A recent report by the House of Lords stressed the narrow pool of private sector expertise to inform policy and standards when it comes to AI. This BRAID Fellowship allows me to research and highlight alternative expertise in the cultural sector bridging AI divides by integrating Arts and Humanities research more fully.
Dr Mercedes Bunz, Professor of Digital Culture & Society
The research project investigates how a cultural institution’s experimentation with AI can inform public policy. It will look at how artistic AI research can be shared beyond the gallery to influence government policies and lead to a broader and more humane understanding of AI. The project will initiate a dialogue with policymakers and civic initiatives sharing the knowledge gained during the art institutions’ commissioning process, and builds on the work of Creative AI Lab, a collaboration between Serpentine R&D Platform and the Department of Digital Humanities at King’s.
With ‘AI Art Beyond the Gallery’, we are excited to platform our commissions as prototypes that could inform public policy.
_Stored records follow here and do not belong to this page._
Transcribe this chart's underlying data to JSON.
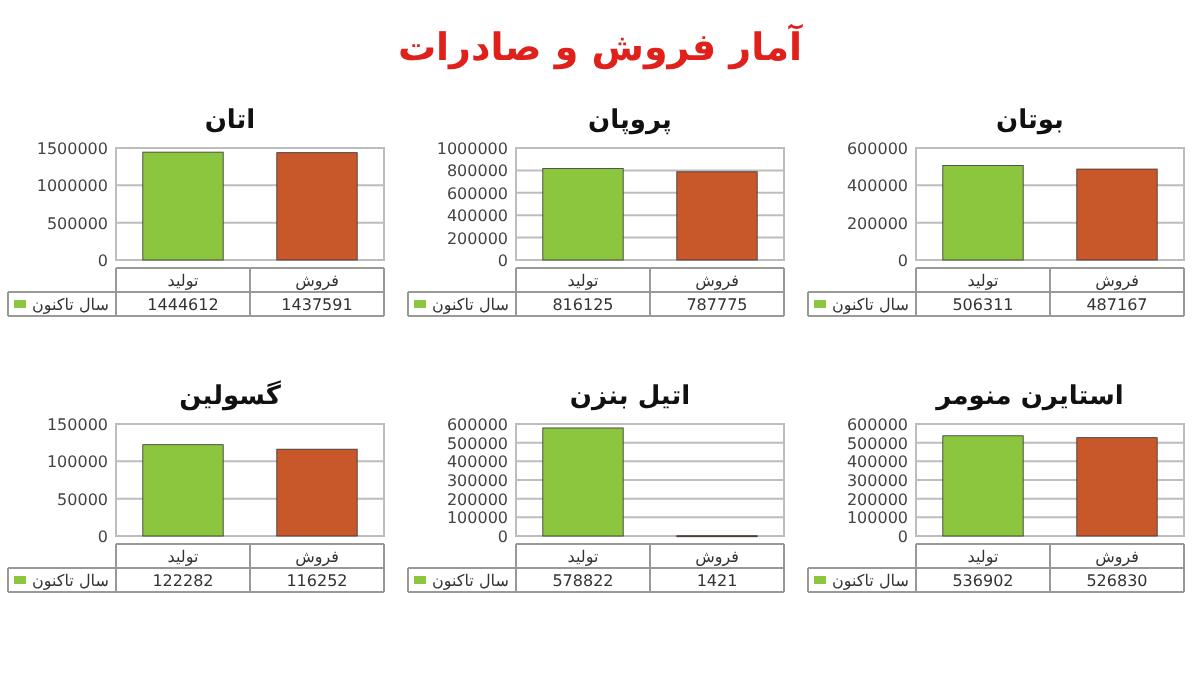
{
  "chart_data": [
    {
      "type": "bar",
      "title": "اتان",
      "annotations": [
        "آمار فروش و صادرات"
      ],
      "categories": [
        "تولید",
        "فروش"
      ],
      "series": [
        {
          "name": "سال تاکنون",
          "color": "#8cc63f",
          "colors": [
            "#8cc63f",
            "#c8582a"
          ],
          "values": [
            1444612,
            1437591
          ]
        }
      ],
      "ylim": [
        0,
        1500000
      ],
      "yticks": [
        0,
        500000,
        1000000,
        1500000
      ],
      "grid": "y",
      "data_labels": true,
      "legend": "bottom left"
    },
    {
      "type": "bar",
      "title": "پروپان",
      "categories": [
        "تولید",
        "فروش"
      ],
      "series": [
        {
          "name": "سال تاکنون",
          "color": "#8cc63f",
          "colors": [
            "#8cc63f",
            "#c8582a"
          ],
          "values": [
            816125,
            787775
          ]
        }
      ],
      "ylim": [
        0,
        1000000
      ],
      "yticks": [
        0,
        200000,
        400000,
        600000,
        800000,
        1000000
      ],
      "grid": "y",
      "data_labels": true,
      "legend": "bottom left"
    },
    {
      "type": "bar",
      "title": "بوتان",
      "categories": [
        "تولید",
        "فروش"
      ],
      "series": [
        {
          "name": "سال تاکنون",
          "color": "#8cc63f",
          "colors": [
            "#8cc63f",
            "#c8582a"
          ],
          "values": [
            506311,
            487167
          ]
        }
      ],
      "ylim": [
        0,
        600000
      ],
      "yticks": [
        0,
        200000,
        400000,
        600000
      ],
      "grid": "y",
      "data_labels": true,
      "legend": "bottom left"
    },
    {
      "type": "bar",
      "title": "گسولین",
      "categories": [
        "تولید",
        "فروش"
      ],
      "series": [
        {
          "name": "سال تاکنون",
          "color": "#8cc63f",
          "colors": [
            "#8cc63f",
            "#c8582a"
          ],
          "values": [
            122282,
            116252
          ]
        }
      ],
      "ylim": [
        0,
        150000
      ],
      "yticks": [
        0,
        50000,
        100000,
        150000
      ],
      "grid": "y",
      "data_labels": true,
      "legend": "bottom left"
    },
    {
      "type": "bar",
      "title": "اتیل بنزن",
      "categories": [
        "تولید",
        "فروش"
      ],
      "series": [
        {
          "name": "سال تاکنون",
          "color": "#8cc63f",
          "colors": [
            "#8cc63f",
            "#c8582a"
          ],
          "values": [
            578822,
            1421
          ]
        }
      ],
      "ylim": [
        0,
        600000
      ],
      "yticks": [
        0,
        100000,
        200000,
        300000,
        400000,
        500000,
        600000
      ],
      "grid": "y",
      "data_labels": true,
      "legend": "bottom left"
    },
    {
      "type": "bar",
      "title": "استایرن منومر",
      "categories": [
        "تولید",
        "فروش"
      ],
      "series": [
        {
          "name": "سال تاکنون",
          "color": "#8cc63f",
          "colors": [
            "#8cc63f",
            "#c8582a"
          ],
          "values": [
            536902,
            526830
          ]
        }
      ],
      "ylim": [
        0,
        600000
      ],
      "yticks": [
        0,
        100000,
        200000,
        300000,
        400000,
        500000,
        600000
      ],
      "grid": "y",
      "data_labels": true,
      "legend": "bottom left"
    }
  ]
}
This project will help bridge the gap between what we believe are very important experiments in AI tooling and governance and the broader AI industry and policymakers.
Kay Watson, Head of Arts Technologies Serpentine
The findings of the project will be consolidated into a report, created in collaboration with Serpentine. A series of workshops and a conference organised as part of the project will bring together policymakers and civic initiatives with arts tech curators and art technology experts from UK’s art institutions.
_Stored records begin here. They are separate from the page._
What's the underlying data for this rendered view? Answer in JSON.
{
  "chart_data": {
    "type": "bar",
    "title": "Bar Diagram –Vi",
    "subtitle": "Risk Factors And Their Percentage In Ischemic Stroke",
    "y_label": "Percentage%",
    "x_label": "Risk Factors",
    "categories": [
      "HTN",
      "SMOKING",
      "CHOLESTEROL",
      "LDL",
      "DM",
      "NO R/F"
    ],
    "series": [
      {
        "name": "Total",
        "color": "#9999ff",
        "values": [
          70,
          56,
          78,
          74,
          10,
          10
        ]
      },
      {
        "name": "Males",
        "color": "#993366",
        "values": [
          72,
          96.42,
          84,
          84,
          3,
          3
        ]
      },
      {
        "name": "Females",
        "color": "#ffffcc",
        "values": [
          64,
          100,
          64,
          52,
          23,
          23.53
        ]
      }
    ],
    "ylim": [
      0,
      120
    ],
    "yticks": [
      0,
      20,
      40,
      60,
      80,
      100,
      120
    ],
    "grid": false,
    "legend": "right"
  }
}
The Bridging Responsible AI Divides (BRAID) Fellowships are part of the BRAID programme. BRAID is led by the University of Edinburgh in partnership with the Ada Lovelace Institute and the BBC. The £15.9 million, six-year programme is funded by the Arts and Humanities Research Council (AHRC), part of UK Research & Innovation (UKRI). BRAID aims to integrate Arts and Humanities research into the Responsible AI ecosystem and bridge the divide between academic, industry, policy and regulatory work on responsible AI.
The impact of AI can already be felt in many areas of our lives. It will transform our jobs and livelihoods, and impact on areas as diverse as education, policing and the creative industries. It is vital that we ensure its responsible development and use. The BRAID fellowships announced today will play an invaluable role informing the practice and tools crucial to ensuring this transformative technology is used responsibly to provide benefits for all of society.
Professor Christopher Smith, AHRC Executive Chair
Each of the 17 Fellows, appointed from universities across the UK, will apply research expertise from humanities and arts including data ethics, copyright law, digital design and qualitative analysis to address questions around the responsible use of AI. Partners from the technology sector include Adobe, Datamind Audio, Diverse AI, Mozilla Foundation and Microsoft. Project partners from regulatory and public organisations include Ada Lovelace Institute, The Alan Turing Institute, BBC, Institute for the Future of Work and the Public Media Alliance.